A Leytonstone resident for the last 15 years, Maxine Lister works for the BBC as well as being a wildlife photographer with her own business online. Her particular focus is on conservation issues around the globe. “The world is such an inspirational place”, she says, “that I hope in a small way I can help people appreciate the natural world, and want to save it.” She has an exhibition at the Wild Goose Bakery throughout June.
When were you happiest?
When I am travelling, meeting new people, having new adventures.
Where would you like to live?
Every time I step off a plane in Africa I feel like I’ve arrived home, so I would have to say there, but where I have no idea. I have still lots of countries to explore.
How has Leytonstone changed in the last 15 years?
When I moved here in 2000, the East End wasn’t somewhere that people wanted to live, and as such there was very little investment. Then the Olympics came and that was amazing, the investment was incredible and really started to turn the area around. At that time it was so much fun to live here, the buzz of it all happening – I could see the opening and closing fireworks by stepping out of my front door. What I have always loved is the different cultures around here – and that continues to grow, which I think is fantastic.
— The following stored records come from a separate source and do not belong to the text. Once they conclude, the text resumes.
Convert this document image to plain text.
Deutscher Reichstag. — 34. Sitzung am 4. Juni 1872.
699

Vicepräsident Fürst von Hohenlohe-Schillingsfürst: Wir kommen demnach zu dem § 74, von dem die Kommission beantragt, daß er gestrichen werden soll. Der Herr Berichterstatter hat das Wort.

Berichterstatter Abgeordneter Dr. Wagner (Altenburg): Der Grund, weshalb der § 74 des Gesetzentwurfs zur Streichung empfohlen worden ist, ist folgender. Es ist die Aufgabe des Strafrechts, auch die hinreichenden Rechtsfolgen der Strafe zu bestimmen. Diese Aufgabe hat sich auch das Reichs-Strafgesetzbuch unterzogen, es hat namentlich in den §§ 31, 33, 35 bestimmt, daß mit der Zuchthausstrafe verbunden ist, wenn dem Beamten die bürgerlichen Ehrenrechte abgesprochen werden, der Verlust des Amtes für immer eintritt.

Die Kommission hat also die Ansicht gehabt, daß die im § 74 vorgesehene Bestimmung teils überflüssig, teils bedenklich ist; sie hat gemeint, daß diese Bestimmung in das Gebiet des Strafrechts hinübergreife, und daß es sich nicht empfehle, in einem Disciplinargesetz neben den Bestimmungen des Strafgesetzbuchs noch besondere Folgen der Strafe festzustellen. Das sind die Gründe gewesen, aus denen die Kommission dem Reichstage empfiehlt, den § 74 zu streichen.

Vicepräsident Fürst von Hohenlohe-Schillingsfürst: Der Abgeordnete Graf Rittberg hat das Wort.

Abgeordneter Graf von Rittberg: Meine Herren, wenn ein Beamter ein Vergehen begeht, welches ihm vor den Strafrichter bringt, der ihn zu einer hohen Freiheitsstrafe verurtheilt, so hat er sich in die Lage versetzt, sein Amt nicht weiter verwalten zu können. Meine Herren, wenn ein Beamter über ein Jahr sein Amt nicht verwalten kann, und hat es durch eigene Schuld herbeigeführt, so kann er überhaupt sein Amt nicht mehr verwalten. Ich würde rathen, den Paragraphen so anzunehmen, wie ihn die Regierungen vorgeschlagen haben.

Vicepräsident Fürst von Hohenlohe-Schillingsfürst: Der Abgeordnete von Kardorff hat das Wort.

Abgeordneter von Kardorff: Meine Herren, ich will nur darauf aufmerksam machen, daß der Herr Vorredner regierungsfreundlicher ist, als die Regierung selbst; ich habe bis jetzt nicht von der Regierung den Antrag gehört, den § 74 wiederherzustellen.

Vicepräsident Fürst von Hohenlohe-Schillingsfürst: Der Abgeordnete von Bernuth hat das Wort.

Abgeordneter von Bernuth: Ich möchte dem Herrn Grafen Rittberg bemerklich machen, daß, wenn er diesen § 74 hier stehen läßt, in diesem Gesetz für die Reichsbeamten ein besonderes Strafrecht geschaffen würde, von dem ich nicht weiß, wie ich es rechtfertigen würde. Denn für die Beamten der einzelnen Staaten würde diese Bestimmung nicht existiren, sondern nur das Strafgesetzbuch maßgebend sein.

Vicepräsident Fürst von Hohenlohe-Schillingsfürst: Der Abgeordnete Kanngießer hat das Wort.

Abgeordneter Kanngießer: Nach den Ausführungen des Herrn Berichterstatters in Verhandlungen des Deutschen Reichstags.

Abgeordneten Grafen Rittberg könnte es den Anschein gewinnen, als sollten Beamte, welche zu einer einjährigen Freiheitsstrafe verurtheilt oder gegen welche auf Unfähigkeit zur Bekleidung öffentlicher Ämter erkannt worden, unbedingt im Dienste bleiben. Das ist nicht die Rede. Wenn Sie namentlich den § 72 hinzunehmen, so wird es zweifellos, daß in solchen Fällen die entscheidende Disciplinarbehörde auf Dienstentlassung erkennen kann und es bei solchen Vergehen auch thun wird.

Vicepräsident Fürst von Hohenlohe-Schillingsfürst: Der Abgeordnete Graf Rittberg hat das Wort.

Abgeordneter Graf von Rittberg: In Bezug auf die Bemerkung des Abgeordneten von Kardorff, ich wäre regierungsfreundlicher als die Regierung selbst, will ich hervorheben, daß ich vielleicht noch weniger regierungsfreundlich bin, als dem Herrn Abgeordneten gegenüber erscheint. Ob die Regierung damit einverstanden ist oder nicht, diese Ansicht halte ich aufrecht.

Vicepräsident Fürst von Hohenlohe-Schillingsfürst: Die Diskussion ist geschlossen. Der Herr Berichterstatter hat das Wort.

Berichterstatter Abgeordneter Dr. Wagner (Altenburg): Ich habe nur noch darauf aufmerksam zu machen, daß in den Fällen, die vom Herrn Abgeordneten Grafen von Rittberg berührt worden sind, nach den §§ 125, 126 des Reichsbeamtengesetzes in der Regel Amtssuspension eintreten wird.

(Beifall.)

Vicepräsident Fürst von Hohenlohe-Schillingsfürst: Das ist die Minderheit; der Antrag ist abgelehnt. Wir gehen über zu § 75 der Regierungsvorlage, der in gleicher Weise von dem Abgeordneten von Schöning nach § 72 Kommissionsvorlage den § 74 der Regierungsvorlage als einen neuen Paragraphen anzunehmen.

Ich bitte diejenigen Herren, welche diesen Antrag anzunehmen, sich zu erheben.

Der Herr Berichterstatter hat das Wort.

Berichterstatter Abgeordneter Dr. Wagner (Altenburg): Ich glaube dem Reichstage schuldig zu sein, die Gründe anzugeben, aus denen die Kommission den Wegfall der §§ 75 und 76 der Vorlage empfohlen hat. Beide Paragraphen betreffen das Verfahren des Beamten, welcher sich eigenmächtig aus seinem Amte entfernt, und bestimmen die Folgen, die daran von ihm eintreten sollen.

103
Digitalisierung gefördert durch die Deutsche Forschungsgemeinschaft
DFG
What is your favourite sound or smell?
Fresh cut grass; it reminds me of my grandparents’ garden in the summer.
What is your greatest life achievement?
Spending just over a year travelling around the world working with animal conservation NGOs for my own self-funded photography project. Five years in the making – and worth every single moment.
What is the most important lesson life has taught you?
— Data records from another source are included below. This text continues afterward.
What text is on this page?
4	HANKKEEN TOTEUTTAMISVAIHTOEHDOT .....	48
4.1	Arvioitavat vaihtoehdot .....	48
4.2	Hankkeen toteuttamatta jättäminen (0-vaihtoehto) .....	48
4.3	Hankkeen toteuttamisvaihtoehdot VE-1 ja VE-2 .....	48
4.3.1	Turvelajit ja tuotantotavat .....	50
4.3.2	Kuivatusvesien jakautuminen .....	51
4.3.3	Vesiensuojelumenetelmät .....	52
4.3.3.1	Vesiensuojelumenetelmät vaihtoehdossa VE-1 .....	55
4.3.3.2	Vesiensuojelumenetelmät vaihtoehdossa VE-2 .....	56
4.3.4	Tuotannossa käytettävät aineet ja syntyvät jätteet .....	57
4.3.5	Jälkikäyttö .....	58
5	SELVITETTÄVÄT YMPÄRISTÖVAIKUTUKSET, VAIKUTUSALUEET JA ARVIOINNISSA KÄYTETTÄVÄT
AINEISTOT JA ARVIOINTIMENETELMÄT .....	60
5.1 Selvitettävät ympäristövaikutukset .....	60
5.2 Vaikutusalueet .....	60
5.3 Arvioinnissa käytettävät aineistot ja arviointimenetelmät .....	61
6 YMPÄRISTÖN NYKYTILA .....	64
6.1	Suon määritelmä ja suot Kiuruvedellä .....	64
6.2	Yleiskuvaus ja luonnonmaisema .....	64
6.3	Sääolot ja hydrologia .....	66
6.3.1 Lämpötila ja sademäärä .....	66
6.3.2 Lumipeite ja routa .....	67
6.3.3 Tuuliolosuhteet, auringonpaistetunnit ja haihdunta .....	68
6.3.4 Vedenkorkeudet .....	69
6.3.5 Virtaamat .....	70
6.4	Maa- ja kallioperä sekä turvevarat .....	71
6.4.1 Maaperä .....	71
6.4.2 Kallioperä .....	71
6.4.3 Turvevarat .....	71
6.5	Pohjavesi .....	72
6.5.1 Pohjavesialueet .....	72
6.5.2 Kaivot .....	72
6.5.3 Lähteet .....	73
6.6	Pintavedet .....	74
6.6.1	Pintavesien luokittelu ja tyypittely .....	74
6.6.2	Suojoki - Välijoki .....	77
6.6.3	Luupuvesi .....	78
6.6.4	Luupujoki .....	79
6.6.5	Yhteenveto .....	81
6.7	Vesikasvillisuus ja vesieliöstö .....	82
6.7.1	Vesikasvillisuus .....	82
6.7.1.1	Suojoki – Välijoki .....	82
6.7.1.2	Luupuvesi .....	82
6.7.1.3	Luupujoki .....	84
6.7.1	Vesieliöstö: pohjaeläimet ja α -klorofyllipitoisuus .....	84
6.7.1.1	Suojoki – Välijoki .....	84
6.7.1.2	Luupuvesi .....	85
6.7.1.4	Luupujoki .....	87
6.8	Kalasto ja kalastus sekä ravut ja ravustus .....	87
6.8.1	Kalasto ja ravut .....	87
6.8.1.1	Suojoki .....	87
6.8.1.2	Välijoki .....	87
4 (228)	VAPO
Go for it! You sometimes have to take a leap of faith and if you do and listen to your gut you will be OK.
What is your earliest memory?
Sitting with my grandfather watching animal documentaries.
What makes you unhappy?
Cruelty to humans or animals in any shape or form.
What simple thing would improve your quality of life?
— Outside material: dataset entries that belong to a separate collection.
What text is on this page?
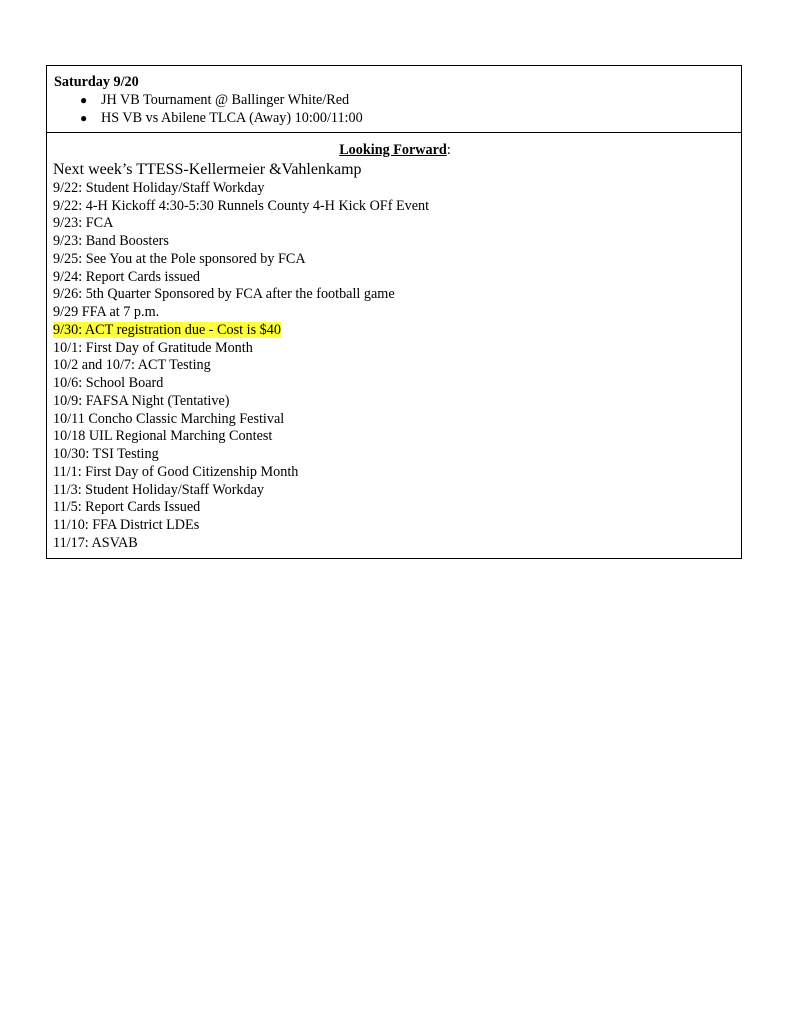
Saturday 9/20
● JH VB Tournament @ Ballinger White/Red
● HS VB vs Abilene TLCA (Away) 10:00/11:00
Looking Forward:
Next week’s TTESS-Kellermeier &Vahlenkamp
9/22: Student Holiday/Staff Workday
9/22: 4-H Kickoff 4:30-5:30 Runnels County 4-H Kick OFf Event
9/23: FCA
9/23: Band Boosters
9/25: See You at the Pole sponsored by FCA
9/24: Report Cards issued
9/26: 5th Quarter Sponsored by FCA after the football game
9/29 FFA at 7 p.m.
9/30: ACT registration due - Cost is $40
10/1: First Day of Gratitude Month
10/2 and 10/7: ACT Testing
10/6: School Board
10/9: FAFSA Night (Tentative)
10/11 Concho Classic Marching Festival
10/18 UIL Regional Marching Contest
10/30: TSI Testing
11/1: First Day of Good Citizenship Month
11/3: Student Holiday/Staff Workday
11/5: Report Cards Issued
11/10: FFA District LDEs
11/17: ASVAB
At the moment more sleep, or an extra day in the week. I am juggling work with the BBC, my own photography business, getting ready for a local exhibition in June at the Wild Goose Bakery, producing products based on my photography to sell, helping with the volunteer programme for Ape Action Africa in Cameroon and working on the Wildeye Festival in 2016.
What is your most unappealing habit?
Control freak; can be annoying I know. Sorry all my friends out there.
What is your guilty pleasure?
Watching the US show Biggest Loser whilst drinking wine and eating chocolate biscuits. Wrong I know.
Where do you hang out?
At the moment if I do have any spare time I am either at Marmelo or hoping that my friend Esme will invite me round for dinner. I am not a cook.
Who or what do you hate and why?
Hating takes up too much negative energy – although I am not happy at the Conservatives getting back in.
What do you most dislike about your appearance?
The fact that since I have come back from travelling and now sit at a desk, I can feel the lost pounds creeping back on. I need to start running.
What has your career taught you?
That you can do whatever you put your mind to. I left school at 16 with not the greatest grades and no idea what I wanted to do. Now I’m at the BBC, I have my own business, and firmly believe you can do whatever you want as long as you are wiling to work at it.
What is your favourite dish and why?
I’m a big fan of chocolate, I have a very sweet tooth. Oh and whisky sours if they are made right.
What are you working on right now?
Getting ready for my exhibition in E11 and thinking about images for a calendar that I want to produce for this Christmas.
Describe yourself as an animal.
Big cat. I can be quite soft and mellow one day, then another day roaring.
Finally, what do you like most now about the area?
That people want to live and set up small businesses here. Other than Marmelo, Albert and Francis on Francis Road, Wild Goose Bakery, The Northcote, The Red Lion, and the Luna Lounge – all these amazing places on my doorstep. And with the London School of Fashion opening up on the Olympic Park the area will continue to regenerate.
The house prices, of course. I’m trying to buy at the moment and would hate to leave the area, but am potentially being priced out of it due to the amount of people moving east.